During my initial couple years in Taiwan in the 70s, a bicycle was adequate transportation. Returning in 1982 as half of a couple (she had also spent a year or so in Taiwan in the 70s) we were once again on bikes. This continued until 1990. When you’re on a bicycle, the most urgent repairs include punctures or broken chains. Repair shops then were as common as 7-Eleven stores now.
In 1990 we acquired a car. Cars have more parts than bicycles, and more things can go wrong. It wasn’t long before we learned of the constellation of repair shops, oil change places, filling stations and parts stores. While we continued in Kaohsiung, we went through 3 cars (long story, not a cheerful one). Each had unique repair or service needs. We went from dealers to large repair places to “a guy introduced to us by some friends.” Not long after we relocated to Tainan something went wrong that needed immediate attention. I’d remembered a place a couple blocks from where we resided, so drove there post-haste. It was closed. I continued along the side street and saw another, into which I turned.

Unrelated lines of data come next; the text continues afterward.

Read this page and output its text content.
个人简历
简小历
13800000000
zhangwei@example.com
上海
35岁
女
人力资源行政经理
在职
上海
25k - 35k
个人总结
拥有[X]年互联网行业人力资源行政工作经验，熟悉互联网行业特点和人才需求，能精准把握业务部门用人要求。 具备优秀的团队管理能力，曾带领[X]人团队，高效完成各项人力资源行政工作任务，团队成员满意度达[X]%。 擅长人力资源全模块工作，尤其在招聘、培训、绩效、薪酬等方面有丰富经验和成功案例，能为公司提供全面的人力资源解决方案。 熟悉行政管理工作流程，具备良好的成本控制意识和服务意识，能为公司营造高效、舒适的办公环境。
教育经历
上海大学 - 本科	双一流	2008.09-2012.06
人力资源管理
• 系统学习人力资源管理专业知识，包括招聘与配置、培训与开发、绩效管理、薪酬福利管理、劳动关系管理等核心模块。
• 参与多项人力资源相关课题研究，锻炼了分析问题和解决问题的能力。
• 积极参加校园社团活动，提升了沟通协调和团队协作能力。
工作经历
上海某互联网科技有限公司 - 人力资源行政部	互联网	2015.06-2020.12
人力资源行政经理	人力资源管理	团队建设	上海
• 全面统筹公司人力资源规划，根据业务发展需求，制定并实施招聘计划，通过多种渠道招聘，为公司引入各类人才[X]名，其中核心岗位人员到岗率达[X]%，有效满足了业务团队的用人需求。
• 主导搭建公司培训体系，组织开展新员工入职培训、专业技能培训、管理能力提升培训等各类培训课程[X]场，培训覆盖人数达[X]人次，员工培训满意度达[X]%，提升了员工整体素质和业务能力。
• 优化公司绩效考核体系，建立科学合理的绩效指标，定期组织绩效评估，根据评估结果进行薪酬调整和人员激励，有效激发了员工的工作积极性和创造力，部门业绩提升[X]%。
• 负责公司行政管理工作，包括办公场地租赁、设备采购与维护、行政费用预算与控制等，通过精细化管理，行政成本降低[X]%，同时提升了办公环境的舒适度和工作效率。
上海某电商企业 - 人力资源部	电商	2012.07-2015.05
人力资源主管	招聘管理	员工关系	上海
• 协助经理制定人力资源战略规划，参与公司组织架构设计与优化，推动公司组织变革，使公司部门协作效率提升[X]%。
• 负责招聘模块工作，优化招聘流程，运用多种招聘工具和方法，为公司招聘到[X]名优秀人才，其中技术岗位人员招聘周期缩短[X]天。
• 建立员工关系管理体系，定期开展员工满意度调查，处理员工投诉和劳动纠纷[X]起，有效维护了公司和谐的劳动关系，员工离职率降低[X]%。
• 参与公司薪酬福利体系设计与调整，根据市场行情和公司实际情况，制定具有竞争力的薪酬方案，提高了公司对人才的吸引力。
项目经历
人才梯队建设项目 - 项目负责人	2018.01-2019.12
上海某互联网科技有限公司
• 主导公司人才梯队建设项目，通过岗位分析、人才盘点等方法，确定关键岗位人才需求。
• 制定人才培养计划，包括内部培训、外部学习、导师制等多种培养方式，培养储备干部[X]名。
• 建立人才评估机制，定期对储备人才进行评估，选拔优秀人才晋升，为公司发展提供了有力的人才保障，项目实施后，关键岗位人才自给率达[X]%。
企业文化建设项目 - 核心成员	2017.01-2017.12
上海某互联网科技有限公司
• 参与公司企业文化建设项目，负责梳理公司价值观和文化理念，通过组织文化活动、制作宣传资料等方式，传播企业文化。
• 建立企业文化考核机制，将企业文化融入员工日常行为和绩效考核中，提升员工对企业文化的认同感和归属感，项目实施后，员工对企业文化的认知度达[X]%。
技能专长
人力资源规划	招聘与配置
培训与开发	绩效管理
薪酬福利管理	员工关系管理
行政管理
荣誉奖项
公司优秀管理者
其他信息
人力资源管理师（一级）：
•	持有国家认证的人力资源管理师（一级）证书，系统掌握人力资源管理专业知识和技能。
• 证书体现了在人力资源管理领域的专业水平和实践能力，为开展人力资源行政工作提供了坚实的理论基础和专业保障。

The boss came out. I told him what was wrong. He went to the parts room, came out with something smaller than a button and replaced whatever had broken down by the brake pedal. A ten-year relationship began. We got to know each other. I recognized his wife’s voice on the phone when she would call with a diagnosis and estimate for repairs. When we gave the car away on departure, I introduced its new owner to the shop where they knew what to do with the thing. Everyone was in good hands.
When we went home to vote in January’s election, one of my stops was that shop. I went in just to say hello. They’re doing well. Should I take up residence in Taiwan ever again, no matter how far from Tainan I should dwell, I’ll take whatever I drive to them for care.
David Alexander now resides in Holland, MI after 39 years in Taiwan.